Ugly or not, I have a savage o/u in .222 and 20 guage, and I love mine, back then I paid around $100 for it. Still use it to. Have taken deer, turkey, grouse, coyotes and a few rabbits with it.

----------


## cwlongshot

> Chiappa, the makers of the rhino revolver have *a "little badger*(22cal)" and "double badger (22/.410)" youth rifles, the price for the 22 is 160 dollars new and it is small, but for a survival rifle that's the idea.  all I have seen are good reviews on accuracy and dependability.  the only problem I have never seen one for sale they sell out fast and I couldn't find the price for the double badger anywhere, but I have not tried a gun show in awhile.  My research for a small 22 lead me to the ruger 10/22 takedown, got it for around 380 nib, and it shoots great as well.
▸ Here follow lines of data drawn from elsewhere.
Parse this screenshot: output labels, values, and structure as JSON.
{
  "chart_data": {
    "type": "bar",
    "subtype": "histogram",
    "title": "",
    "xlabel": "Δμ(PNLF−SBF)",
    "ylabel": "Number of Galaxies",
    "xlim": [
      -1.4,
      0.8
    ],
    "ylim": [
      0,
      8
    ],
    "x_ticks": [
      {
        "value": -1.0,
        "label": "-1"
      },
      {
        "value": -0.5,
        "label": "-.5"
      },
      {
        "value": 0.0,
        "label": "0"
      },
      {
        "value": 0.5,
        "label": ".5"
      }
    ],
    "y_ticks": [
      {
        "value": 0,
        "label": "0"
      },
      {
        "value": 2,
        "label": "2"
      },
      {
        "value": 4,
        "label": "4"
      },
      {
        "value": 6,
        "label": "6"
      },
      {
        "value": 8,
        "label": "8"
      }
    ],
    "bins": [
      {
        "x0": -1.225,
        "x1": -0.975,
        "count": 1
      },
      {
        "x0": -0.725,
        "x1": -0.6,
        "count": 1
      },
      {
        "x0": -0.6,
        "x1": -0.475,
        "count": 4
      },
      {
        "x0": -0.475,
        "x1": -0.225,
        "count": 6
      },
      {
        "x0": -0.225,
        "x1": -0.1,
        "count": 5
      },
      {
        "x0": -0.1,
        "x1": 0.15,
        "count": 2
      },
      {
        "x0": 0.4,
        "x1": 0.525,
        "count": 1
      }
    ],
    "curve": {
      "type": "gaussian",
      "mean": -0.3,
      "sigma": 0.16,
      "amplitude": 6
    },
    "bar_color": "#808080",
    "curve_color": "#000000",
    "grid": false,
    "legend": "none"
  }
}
I was introduced to one of these about a month ago. I looked and looked but no one around here carries them. I only found one dealer willing to tell me a lot and that was that he has had 12 on order since the beginning of the year and has not seen ANY YET!?  :no way:  :no way: 

Well just before I gave up, a good friend called me up and said he had found some!! So I have a 22magnum on order and should see it next week. 

I have wanted a 22/410 savage since I knew what one was. To my mind what could be a better small game gun? Well about ten years back after turning down gun after gun that was too beat up or too costly. I bit the bullet and bought one off gunbroker. It is the nicest one condition wise I have seen with about 80% case colors on the receiver and nice bluing. Its a great shooter too with slugs printing just a bit lo from the sites. 

I briefly looked at the new 42, because of its availability in 22 magnum. (My favorite as you guys will learn  :Wink:  ) but its cost and feel left me flat.

I had a line on a older Savage 24 in 22M/20g. But after almost a year of speaking with the owner he is now ''to busy'' to fool with it.  :Bawling: 

CW

----------